Adil İzci, Sabahattin Kudret Aksal'ın ailesinin Balkan göçmeni olduğunu, Balkan Savaşı çıkınca Beşiktaş'a yerleştiklerini, eşi Münire Hanım'la evlendikten sonra Kadikoy'de yaşadığını, konservatuardan sonra Mimar Sinan Güzel Sanatlar Fakültesinde estetik hocalığı yaptığını, 19 Nisan 1993 tarihinde vefat ettiğini, 21 Nisan'da toprağa verdiklerini, onu son kez gören kişinin kendisi olduğunu, toprağa verilmeden önce elini öptüğünü, başucundaki yazının kendi şiiri olduğunu ifade ederek sözlerini, "Sabahattin Bey ışıklarını yaktı, yüzünü sonsuzluğa döndü, karanlıkta duruyor" şeklinde tamamladı.
Etkinlikte bulunan diğer katılımcılar ise, Sabahattin Kudret Aksal'ın çağdaş ve yetenekli kişiliğine dikkat çekerek, yeni nesillere anlatılması gerektiğini vurguladılar.
Bu arada Uğurtan Atakan, Sabahattin Kudret Aksal ile aralarında geçen ve sonradan söylence haline gelen bir diyaloğu anlattı: " 1979 yılı Şubat ayı, lodos var.

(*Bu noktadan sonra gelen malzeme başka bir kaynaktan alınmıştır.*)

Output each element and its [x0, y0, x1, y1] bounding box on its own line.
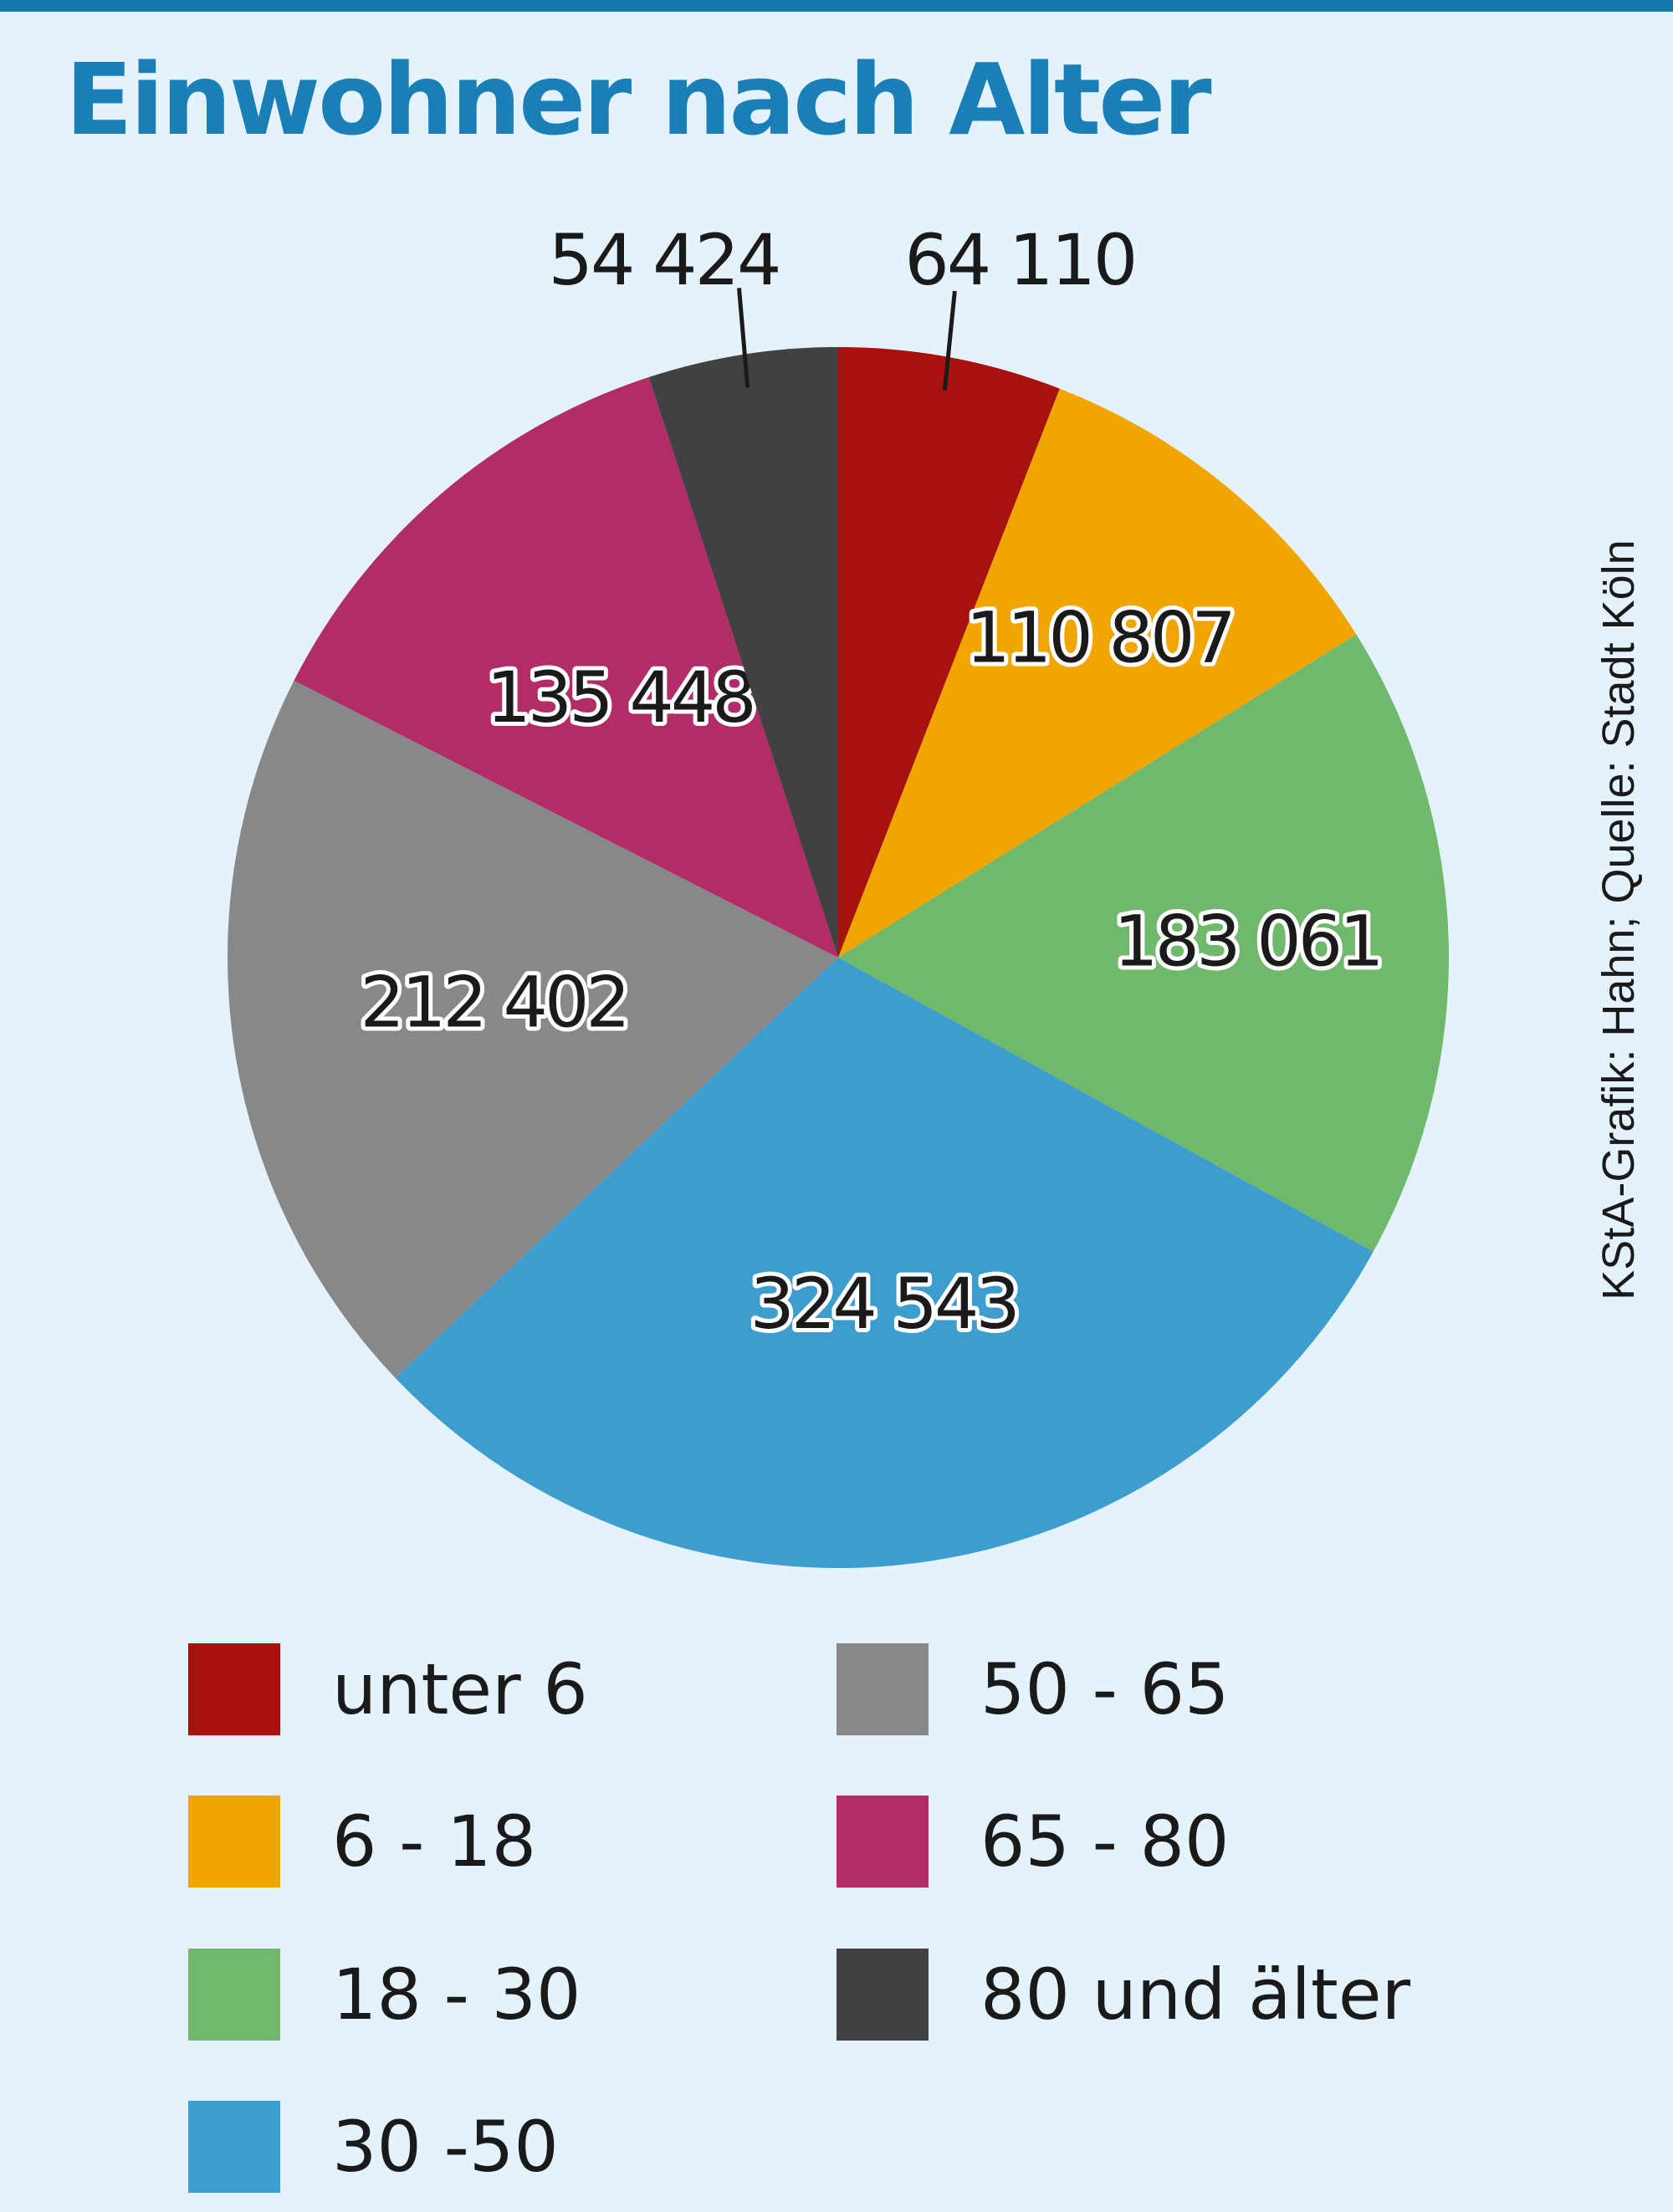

Vapur, Kadıköy'den Karaköy'e geçecek. Yanımda iki bayan arkadaş var. Ben, Sabahattin Bey'in öğrencisi olduğum için bulutların üzerinde gibiyim. Sabahattin Bey vapurdan inerken bana, 'Uğurtancım nereye gidiyorsun?' diye sordu. O tarihlerde öztürkçe modası yaygın. Yanımdaki kızlara hava atacağım. 'Hocam ereklerime gidiyorum, ereklerime' dedim. Sonra da sordum, 'Hocam siz nereye gidiyorsunuz?' Hocamız, 'Ben de Beşiktaş'a gidiyorum...' karşılığını verdi."
Anma etkinliği, Sabahattin Kudret Aksal'ın şiirlerinin okunmasıyla son buldu.